Sebastian stressed the above tours were extremely important for his career development, as he wrestled often and with a lot of different talent — including midget Short Sleeve Sampson, who has appeared on TV for WWE and TNA — and was forced to learn on the fly about how to get over in towns were no one had ever heard of him. He also had the chance to meet a number of veterans who possessed knowledge they were willing to share.
“I have had the pleasure of working with Kyle a couple of times, and he understands the concept of telling a story in his matches, rather than hitting the ‘cool’ moves and doing every high spot he learned from watching YouTube,” said one of those seasoned performers, Wavell Starr.

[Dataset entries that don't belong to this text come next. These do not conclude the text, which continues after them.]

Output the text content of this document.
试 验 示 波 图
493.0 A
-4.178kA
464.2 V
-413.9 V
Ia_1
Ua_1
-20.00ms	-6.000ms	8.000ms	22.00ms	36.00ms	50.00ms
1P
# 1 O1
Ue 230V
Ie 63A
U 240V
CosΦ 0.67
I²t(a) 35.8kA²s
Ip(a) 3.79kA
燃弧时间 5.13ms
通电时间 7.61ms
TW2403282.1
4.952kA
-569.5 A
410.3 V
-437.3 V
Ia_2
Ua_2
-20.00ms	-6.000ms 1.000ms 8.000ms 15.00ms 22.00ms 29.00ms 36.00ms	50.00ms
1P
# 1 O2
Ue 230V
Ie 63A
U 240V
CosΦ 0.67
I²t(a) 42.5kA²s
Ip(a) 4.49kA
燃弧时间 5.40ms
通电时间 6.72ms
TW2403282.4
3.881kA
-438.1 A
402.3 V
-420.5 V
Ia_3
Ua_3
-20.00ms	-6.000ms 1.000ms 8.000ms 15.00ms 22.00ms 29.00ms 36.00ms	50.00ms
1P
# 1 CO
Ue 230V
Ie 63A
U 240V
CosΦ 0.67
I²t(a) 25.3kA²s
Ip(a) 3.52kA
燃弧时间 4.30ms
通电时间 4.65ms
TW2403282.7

For now, Sebastian said his goal is to wrestle in every province in Canada, as well as get on more cards in the U.S. He has already broken in there, having worked a few shows for Salem, Oregon’s West Coast Wrestling Connection. Sebastian also aspires to eventually get booked overseas.
“I want to be able to wrestle as my full-time job. But who knows where my wrestling career will take me? I am still only 20 years old,” he said.
“Kyle has the potential to become a major star with the proper influences and hard work. He’s very respectful and is obviously well trained in an important aspect many young wrestlers lack — etiquette and protocol,” said Starr. “I hope to get an opportunity to work with him again before his career takes off.”